Environmental Considerations
Introducing hatchery stocks into lakes can impact wild fisheries and ecosystems. Responsible stocking practices help mitigate potential issues:
– Native species that are genetically similar to wild populations should be prioritized over non-native stocks.
– Fish should be health screened and only disease-free fish stocked.
– Sterile triploid fish minimize genetic risks to wild fish and can prevent overpopulation.
– Fish should generally not be transported between disconnected drainages due to disease transmission risks.
– Lakes must offer suitable water quality, food sources, habitat and predators to support stocked fish.
– Post-monitoring evaluates survival, growth, reproduction and impacts of stocked fish.

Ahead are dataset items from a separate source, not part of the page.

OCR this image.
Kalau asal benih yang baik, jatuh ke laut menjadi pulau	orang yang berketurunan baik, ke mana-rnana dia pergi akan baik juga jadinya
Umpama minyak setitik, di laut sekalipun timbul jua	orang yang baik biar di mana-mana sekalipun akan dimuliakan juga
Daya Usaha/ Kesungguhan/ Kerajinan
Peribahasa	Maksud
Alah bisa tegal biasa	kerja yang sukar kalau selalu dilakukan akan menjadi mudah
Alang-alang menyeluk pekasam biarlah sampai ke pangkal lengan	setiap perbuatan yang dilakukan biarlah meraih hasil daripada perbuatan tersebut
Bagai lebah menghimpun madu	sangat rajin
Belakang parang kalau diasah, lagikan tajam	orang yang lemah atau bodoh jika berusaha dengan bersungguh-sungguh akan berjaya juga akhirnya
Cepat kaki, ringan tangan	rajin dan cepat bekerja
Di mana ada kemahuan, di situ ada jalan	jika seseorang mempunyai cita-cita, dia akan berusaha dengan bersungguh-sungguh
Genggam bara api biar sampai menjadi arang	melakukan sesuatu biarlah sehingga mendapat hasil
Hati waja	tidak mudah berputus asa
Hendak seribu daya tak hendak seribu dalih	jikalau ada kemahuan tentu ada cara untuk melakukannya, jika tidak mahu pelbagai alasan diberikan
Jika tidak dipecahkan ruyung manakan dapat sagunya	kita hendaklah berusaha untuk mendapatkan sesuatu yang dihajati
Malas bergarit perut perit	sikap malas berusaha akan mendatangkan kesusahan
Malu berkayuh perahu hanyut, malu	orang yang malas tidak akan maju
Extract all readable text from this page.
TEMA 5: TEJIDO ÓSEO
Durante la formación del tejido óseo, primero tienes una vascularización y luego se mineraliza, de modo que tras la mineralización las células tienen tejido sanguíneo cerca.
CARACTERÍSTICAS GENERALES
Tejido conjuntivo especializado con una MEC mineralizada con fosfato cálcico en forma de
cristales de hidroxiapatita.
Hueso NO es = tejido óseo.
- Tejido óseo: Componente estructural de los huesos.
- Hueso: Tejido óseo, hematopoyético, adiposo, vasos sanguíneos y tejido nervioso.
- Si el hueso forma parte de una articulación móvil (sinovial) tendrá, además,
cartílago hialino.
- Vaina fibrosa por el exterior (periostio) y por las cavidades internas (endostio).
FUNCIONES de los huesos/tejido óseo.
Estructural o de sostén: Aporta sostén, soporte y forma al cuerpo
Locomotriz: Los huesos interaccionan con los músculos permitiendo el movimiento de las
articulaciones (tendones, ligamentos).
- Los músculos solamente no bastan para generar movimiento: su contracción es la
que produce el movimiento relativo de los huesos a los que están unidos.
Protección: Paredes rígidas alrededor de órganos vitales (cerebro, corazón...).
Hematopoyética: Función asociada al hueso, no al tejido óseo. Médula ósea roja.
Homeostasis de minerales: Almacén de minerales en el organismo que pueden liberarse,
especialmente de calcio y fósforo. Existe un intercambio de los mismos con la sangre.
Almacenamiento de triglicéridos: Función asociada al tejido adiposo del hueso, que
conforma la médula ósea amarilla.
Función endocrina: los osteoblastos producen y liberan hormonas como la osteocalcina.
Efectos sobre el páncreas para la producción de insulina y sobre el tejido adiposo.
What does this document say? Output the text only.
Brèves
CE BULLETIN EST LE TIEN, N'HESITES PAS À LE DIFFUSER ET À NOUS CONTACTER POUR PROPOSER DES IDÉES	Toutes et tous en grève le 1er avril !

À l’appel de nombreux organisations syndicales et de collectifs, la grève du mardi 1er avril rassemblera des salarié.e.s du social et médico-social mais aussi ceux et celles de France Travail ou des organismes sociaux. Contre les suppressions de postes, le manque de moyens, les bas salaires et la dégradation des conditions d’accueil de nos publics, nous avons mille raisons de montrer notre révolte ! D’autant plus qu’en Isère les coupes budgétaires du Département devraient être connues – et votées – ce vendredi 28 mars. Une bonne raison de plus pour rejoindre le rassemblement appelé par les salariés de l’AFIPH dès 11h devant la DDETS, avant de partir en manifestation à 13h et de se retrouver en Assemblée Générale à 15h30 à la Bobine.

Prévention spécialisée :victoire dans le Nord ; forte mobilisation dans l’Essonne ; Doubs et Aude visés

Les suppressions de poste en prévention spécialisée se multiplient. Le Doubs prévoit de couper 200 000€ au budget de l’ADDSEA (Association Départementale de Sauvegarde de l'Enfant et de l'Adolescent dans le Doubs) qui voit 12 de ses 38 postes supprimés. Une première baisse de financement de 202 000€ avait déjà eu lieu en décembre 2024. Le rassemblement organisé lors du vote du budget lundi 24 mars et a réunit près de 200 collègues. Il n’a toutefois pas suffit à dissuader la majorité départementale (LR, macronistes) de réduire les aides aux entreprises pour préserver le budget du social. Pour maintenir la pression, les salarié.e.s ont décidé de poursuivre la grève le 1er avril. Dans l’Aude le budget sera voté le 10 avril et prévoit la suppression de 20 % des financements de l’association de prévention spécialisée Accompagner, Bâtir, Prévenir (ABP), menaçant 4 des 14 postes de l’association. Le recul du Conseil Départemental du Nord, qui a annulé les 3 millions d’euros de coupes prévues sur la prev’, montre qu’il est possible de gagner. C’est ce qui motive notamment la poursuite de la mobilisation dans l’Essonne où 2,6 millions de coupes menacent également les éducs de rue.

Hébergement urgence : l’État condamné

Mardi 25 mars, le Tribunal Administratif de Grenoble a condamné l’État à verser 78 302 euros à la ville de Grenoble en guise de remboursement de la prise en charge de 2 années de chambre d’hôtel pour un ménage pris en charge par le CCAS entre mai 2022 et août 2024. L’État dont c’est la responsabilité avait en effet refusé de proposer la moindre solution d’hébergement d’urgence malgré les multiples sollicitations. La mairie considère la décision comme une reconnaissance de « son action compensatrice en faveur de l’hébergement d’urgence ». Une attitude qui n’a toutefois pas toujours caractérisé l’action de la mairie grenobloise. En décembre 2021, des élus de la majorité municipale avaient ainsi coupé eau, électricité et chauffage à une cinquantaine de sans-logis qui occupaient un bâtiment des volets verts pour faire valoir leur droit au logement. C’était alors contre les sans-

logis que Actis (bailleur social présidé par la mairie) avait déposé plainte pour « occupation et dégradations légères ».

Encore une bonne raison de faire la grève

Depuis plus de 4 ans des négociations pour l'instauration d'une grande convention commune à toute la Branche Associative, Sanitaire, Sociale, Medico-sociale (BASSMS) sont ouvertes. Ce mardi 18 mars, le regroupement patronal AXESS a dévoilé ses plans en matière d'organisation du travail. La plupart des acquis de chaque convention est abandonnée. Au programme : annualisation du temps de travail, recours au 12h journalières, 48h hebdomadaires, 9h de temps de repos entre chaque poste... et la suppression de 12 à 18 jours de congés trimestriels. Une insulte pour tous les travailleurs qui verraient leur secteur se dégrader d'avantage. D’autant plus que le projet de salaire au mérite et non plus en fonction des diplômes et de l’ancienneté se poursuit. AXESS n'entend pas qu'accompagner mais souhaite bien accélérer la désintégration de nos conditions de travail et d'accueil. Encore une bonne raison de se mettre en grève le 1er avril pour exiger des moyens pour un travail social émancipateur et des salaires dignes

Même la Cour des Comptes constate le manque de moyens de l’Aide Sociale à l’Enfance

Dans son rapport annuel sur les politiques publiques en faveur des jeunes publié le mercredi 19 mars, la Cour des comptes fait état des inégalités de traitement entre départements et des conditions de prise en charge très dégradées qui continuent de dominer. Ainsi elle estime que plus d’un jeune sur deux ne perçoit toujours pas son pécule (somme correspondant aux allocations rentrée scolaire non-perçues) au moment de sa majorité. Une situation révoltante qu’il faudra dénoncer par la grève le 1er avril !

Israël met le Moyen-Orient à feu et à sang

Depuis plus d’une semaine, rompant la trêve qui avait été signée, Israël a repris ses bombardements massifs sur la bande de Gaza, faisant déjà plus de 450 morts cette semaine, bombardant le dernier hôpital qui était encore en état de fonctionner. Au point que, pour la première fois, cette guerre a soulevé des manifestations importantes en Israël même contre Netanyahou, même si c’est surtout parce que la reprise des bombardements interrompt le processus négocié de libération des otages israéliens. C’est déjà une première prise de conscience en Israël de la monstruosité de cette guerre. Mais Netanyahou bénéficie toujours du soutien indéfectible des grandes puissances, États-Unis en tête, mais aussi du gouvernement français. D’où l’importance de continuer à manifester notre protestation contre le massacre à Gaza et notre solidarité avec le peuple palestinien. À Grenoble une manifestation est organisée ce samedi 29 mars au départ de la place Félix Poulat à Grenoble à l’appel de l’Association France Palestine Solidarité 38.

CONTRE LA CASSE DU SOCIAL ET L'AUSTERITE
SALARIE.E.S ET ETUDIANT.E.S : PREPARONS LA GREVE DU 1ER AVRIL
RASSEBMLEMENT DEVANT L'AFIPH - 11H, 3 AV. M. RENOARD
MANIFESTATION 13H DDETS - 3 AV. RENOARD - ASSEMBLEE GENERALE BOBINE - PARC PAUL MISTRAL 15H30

– Catch restrictions may be needed to prevent overharvest of stocked fisheries.
Costs of Fish Stocking
Substantial operational costs are associated with fish distribution by air:
– Aircraft purchase or leasing – $200/hour to over $700/hour
– Pilot wages – $25 to $50/hour
– Aircraft maintenance and fuel – $70 to $170/hour
– Fish production at hatcheries – $0.50 to $3 per fish
– Transporting fish to stocking sites
– Infrastructure like stocking platforms and anchor buoys
– Program administration, monitoring, and research
– Stocking 100 high mountain lakes can cost $100,000 or more
Cost efficiency depends on aircraft capacity, distance between stocking sites, infrastructure requirements and other variables. While expensive, aerial stocking maximizes survival and angler benefit which supports management budgets through license sales.
Conclusion
Aerial stocking is an important fisheries management tool for replenishing populations, enhancing recreational fishing opportunities, providing food sources, and helping control undesirable species. Carefully planned fish plants can restore native fisheries, boost catch rates and support subsistence needs. However, aquatic ecosystems can be unpredictability altered by introducing fish. Responsible stocking of native stocks along with monitoring helps reduce potential negative impacts. Though costly, fish distribution by airplane enables stocking large numbers of fish into remote waters that are otherwise inaccessible. This allows managing fish populations over a far wider range of lakes to achieve broad fisheries management goals.